SORULARI ÇALIP ÖRGÜT ÜYELERİNİ YERLEŞTİRDİLER
Kamu, ÖSYS, KPSS gibi sınavlarda soruları hukuka aykırı yollarla ele geçirip, kendi mensuplarının sınavlarda başarılı olarak kamu kurumlarına ve etkin okullara girmesini sağladı. Bunun yanında ürettiği sahte belge ve delillerle, örgüt mensubu olmayan kişiler hakkında adli ve idari soruşturmaların açılmasını sağlayarak devlet kadrolarından tasfiye etme ve bu kadrolarında kendi örgüt elemanlarını yetiştirmeyi temel prensip edindi. Generallerden sorumlu mahrem imamlar bile bol yıldızlı paşaların her hareketinden sorumluydu.
HEDEFLERİNDE O BİRİMLER VARDI
FETÖ, emniyete giriş ve polislikten komiserliğe geçiş sınavları başta olmak üzere, personelin girdiği birçok sınavda tek bir sistem izledi. 70'li yıllardan itibaren emniyetten sorumlu mahrem yapılanma tesis edilerek TSK gibi emniyette de kadrolaşmaya gidildi. Polis koleji, Polis Akademisi ve Polis okulları gibi eğitim birimleri, Personel Daire Başkanlığı, Terör, KOM, İstihbarat, Kriminal, Siber Suçlarla Mücadele Daire Başkanlıkları, örgüt için kritik öneme haizdi.

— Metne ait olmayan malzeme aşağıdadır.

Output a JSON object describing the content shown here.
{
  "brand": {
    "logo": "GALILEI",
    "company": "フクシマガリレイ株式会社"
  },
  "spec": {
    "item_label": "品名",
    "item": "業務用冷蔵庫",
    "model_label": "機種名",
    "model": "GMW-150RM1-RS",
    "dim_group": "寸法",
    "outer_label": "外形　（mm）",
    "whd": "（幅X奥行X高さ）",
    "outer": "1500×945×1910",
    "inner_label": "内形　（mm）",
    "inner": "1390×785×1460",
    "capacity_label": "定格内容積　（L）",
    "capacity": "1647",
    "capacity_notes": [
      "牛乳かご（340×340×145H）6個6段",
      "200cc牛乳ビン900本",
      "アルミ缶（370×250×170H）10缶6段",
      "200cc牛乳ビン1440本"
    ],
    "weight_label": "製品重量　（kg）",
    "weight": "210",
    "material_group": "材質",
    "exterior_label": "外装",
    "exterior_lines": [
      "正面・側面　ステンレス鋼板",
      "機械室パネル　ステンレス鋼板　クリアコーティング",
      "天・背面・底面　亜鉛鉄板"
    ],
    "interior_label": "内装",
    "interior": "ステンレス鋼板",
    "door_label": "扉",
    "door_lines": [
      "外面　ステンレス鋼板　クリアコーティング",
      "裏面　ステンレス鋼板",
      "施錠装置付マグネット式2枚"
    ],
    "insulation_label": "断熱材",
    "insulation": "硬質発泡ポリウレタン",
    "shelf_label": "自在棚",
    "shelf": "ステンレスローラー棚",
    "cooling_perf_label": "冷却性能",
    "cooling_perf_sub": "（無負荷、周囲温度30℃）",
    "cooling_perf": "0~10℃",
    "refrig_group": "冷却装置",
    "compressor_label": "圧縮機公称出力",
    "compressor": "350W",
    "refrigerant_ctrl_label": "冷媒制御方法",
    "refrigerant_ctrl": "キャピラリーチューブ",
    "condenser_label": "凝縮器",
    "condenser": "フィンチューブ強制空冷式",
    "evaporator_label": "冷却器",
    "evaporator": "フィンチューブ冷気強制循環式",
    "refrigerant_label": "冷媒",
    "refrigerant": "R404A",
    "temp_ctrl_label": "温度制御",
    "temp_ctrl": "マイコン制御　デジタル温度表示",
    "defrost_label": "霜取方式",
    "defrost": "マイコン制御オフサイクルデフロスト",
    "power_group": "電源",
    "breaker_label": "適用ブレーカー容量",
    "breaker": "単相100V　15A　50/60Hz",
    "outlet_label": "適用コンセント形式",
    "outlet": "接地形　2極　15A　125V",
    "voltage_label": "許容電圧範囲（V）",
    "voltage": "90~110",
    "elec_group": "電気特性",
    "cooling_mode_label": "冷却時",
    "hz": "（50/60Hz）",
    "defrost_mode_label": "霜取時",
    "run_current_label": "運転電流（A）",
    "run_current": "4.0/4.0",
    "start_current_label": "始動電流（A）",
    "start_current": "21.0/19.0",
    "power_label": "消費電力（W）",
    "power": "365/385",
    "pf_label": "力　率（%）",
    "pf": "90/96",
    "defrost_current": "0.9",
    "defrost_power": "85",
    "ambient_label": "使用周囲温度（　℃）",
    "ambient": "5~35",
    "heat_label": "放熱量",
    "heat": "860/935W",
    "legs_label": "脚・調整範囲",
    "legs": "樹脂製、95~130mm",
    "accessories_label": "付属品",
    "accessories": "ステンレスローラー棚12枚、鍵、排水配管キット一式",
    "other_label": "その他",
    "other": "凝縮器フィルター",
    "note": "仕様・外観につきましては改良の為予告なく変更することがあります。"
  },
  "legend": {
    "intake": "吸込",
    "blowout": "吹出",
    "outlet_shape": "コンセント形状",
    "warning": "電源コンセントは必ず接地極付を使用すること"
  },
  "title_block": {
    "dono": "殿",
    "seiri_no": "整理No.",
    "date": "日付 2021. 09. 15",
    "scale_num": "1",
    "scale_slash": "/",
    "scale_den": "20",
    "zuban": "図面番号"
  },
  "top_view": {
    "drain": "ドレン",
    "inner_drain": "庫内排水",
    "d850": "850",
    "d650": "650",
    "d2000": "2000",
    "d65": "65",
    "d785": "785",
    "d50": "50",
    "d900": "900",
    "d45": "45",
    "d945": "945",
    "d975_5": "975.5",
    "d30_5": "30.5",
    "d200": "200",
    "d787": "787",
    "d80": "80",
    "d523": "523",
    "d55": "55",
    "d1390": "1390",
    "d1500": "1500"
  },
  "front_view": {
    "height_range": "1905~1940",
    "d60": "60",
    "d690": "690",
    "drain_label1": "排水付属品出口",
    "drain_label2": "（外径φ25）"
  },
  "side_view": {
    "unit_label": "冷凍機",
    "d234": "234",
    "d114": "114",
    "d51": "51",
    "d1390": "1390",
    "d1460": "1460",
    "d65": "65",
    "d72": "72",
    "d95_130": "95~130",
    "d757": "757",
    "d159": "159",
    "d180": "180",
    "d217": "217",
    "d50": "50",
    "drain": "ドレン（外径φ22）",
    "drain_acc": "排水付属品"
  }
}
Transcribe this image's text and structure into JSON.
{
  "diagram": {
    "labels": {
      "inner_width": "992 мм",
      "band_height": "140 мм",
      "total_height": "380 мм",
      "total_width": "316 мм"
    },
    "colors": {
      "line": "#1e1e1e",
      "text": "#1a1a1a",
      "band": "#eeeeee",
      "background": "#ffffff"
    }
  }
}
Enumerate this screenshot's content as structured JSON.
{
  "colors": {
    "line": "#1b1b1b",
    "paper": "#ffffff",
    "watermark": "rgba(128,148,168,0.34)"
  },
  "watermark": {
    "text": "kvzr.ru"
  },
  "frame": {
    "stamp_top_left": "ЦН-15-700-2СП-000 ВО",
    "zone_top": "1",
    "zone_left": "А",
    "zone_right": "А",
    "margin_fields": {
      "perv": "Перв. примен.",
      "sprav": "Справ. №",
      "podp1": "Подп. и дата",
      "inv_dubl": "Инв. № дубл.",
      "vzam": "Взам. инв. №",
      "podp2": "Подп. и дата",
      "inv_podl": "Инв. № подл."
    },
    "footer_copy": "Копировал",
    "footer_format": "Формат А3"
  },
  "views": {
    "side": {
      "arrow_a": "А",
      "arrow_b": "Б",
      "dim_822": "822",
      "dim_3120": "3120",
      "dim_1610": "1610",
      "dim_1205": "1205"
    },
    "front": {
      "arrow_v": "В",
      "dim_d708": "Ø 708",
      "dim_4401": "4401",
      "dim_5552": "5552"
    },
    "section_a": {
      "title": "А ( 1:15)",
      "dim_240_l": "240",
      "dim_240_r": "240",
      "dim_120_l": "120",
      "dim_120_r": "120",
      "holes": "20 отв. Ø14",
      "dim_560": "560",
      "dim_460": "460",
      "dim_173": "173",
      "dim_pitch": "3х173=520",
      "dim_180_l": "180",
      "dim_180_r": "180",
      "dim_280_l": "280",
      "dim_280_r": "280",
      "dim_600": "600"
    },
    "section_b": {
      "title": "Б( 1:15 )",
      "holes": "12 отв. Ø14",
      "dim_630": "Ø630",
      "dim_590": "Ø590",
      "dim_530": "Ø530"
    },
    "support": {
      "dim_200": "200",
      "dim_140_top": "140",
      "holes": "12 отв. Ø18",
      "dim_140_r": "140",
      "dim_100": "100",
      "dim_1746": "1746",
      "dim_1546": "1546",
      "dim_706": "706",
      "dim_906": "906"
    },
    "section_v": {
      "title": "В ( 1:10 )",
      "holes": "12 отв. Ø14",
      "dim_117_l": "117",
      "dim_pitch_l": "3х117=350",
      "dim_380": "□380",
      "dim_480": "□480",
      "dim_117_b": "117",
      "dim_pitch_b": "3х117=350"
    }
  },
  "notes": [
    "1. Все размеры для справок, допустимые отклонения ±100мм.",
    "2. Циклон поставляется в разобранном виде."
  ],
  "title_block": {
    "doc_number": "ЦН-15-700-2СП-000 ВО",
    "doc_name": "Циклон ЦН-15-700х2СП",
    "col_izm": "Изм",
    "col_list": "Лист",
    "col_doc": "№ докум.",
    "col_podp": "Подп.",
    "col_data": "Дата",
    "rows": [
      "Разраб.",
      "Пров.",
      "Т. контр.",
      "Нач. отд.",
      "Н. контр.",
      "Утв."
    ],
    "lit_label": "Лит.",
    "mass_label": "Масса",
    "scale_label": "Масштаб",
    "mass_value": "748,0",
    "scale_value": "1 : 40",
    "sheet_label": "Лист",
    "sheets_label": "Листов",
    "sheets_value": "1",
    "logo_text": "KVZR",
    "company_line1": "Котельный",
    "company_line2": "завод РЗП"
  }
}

YILLAR SONRASINI HESAP ETTİLER
Özellikle tayinlerin belirlendiği kura komisyonlarına bile 1990'lı yıllarda sızan örgüt, örgüt üyesi polis memurlarının kritik yerlere görevlendirilmesini sağlıyordu. Emniyette de tıpkı TSK yapılanması gibi mahrem abi- mahrem sorumlu yapılanması uygulandı. 40 yıl sonrasını hesap eden üst aklın belirlediği strateji sonucunda örgüt EGM içerisinde büyük bir güç haline geldi. Bu emareler 2000'li yıllardan sonra daha net bir şekilde görüldü. Öyle ki EGM'ye yerleştirilen bu kadrolar 2000 sonrası örgütün kendilerinden olmayan örgüt mensuplarını hem TSK hem emniyet hem de bürokrasiden tasfiyesi noktasında hazırlayacağı kumpaslarda başrol oynayacaktı.
OMERTA'YI ONLAR BOZDU
2000'li yılların başından itibaren FETÖ'deki Omerta Yasası'nı, yani suskunluk prensibi bozulmaya başladı. Bu anlamda ilk örnek Nurettin Veren'di. Derken 2000'li yılların başında örgütün Emniyet imamlığından ayrılan Kemalettin Özdemir'de 2013'ten sonra devlete önemli bilgiler verdi. Ve Latif Erdoğan'ın özellikle 17-25 Aralık 2013 yargı darbesi girişimi sonrası yaptığı açıklamalar, örgütün karanlık ve derin yüzünün anlaşılmasına katkı sağladı.